But, the prize for the most outrageous trauma activation fee probably goes to Lawnwood Regional Medical Center in Florida. Eric Leonhard was wheeled into the ED at Lawnwood with a broken pelvis — and wheeled out again in less than an hour because they didn’t have the right specialist to treat him. But that didn’t keep Lawnwood from billing him for $32,767, which comes to about $800 per minute.
There is nothing inherently wrong with charging a standard fee to ED patients on top of whatever services they consume. Operating a trauma center is expensive, and hospitals must cover their costs. A trauma activation fee is like a “cover charge” for being wheeled into the emergency room with a major trauma.
But something is clearly wrong with the amounts of these fees and how often hospitals assess them. There can be no ethical justification for, in the case of Jeong‐whan, charging $18,836 for a physical exam. Insurers negotiate many of these fees down, but the prices can still be outrageous. For patients who don’t have a health plan that negotiates lower rates with the hospital — either because the hospital was out‐of‐network or the patient was uninsured — the trauma activation fee can be a terrifying surprise that destroys a patient’s credit rating.
While the abuse of “trauma fees” is scandalous, it’s also a drop in the bucket.
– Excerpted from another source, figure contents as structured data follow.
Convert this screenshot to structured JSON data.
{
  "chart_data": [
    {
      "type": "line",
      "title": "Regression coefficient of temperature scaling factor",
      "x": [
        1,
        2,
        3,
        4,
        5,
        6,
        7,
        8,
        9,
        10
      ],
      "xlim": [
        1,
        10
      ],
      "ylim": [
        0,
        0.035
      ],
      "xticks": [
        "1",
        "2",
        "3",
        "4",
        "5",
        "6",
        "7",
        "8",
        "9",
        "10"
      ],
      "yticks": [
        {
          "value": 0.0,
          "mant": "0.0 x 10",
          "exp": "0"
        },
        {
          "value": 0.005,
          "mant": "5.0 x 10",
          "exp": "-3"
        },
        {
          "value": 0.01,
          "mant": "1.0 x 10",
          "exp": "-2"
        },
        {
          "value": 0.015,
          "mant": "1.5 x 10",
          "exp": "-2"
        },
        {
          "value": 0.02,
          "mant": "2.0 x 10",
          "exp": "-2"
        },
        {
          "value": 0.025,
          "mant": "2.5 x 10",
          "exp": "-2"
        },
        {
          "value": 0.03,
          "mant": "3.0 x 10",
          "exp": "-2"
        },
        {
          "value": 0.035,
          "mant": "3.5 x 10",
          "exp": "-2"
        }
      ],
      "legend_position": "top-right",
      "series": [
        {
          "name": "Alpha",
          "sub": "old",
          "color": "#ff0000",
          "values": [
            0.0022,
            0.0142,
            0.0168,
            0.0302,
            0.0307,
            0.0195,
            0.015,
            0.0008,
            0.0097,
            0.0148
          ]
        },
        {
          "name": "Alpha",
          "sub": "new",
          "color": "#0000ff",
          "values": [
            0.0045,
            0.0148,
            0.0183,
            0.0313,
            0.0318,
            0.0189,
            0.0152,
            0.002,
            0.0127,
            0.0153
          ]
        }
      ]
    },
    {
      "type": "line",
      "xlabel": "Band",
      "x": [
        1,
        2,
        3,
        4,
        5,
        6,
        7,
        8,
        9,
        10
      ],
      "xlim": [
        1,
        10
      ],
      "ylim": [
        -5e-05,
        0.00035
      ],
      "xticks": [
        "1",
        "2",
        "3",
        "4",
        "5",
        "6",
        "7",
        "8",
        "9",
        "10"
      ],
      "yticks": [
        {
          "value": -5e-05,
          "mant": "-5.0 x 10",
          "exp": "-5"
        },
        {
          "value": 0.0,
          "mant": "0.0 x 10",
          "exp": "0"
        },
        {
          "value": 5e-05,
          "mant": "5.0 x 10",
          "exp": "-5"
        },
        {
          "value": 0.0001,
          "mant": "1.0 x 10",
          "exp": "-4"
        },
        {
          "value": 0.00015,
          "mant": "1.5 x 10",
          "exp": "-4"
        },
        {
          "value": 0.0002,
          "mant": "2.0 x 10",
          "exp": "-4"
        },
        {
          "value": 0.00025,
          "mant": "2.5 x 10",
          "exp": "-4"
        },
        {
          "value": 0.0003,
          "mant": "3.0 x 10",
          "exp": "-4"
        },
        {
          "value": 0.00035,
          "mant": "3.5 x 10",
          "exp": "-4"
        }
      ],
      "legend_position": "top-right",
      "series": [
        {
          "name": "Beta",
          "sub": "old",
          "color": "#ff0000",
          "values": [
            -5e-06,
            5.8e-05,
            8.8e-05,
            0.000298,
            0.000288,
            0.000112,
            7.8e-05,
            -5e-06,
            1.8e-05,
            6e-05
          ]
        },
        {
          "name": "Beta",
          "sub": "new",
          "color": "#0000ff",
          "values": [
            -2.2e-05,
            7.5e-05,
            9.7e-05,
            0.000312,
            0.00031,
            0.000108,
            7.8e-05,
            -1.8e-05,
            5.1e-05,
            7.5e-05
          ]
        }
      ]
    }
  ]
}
In a recent book, we chronicle hundreds of examples of how bad policy allows everyone in the health care system — hospitals, doctors, pharmaceutical companies, nursing homes, air ambulance services, etc. — to overcharge patients and taxpayers.
If we want to make it harder for the U.S. health care system to gouge patients, we should focus on eliminating provider monopolies and increasing competition. If hospitals had to compete for our business, they wouldn’t even consider using any of these schemes to rip people off. Open‐ended insurance has compounded the problem, by protecting providers from cost‐conscious consumers. Why should a hospital lower its trauma activation fee if an insurer is ultimately on the hook — and higher trauma activation fees provide a higher starting point for negotiation between the hospital and the insurer?
What should we do in the interim? We aren’t prepared to suggest the use of tar and feathers on hospital administrators — but maybe it is time to start naming and shaming hospitals that abuse trauma fees. Maybe someone should ask Mark Zuckerberg whether he knows what the hospital that bears his name is up to.
Update: After this story was published on June 28, Zuckerberg San Francisco General Hospital agreed to waive the $15,666 trauma response fee charged for Park Jeong-whan’s visit to the hospital. In a letter, the hospital’s patient experience manager said the hospital did a clinical review and offered “a sincere apology for any distress the family experienced over this bill.” Further, the hospital manager wrote that the case “offered us an opportunity to review our system and consider changes.”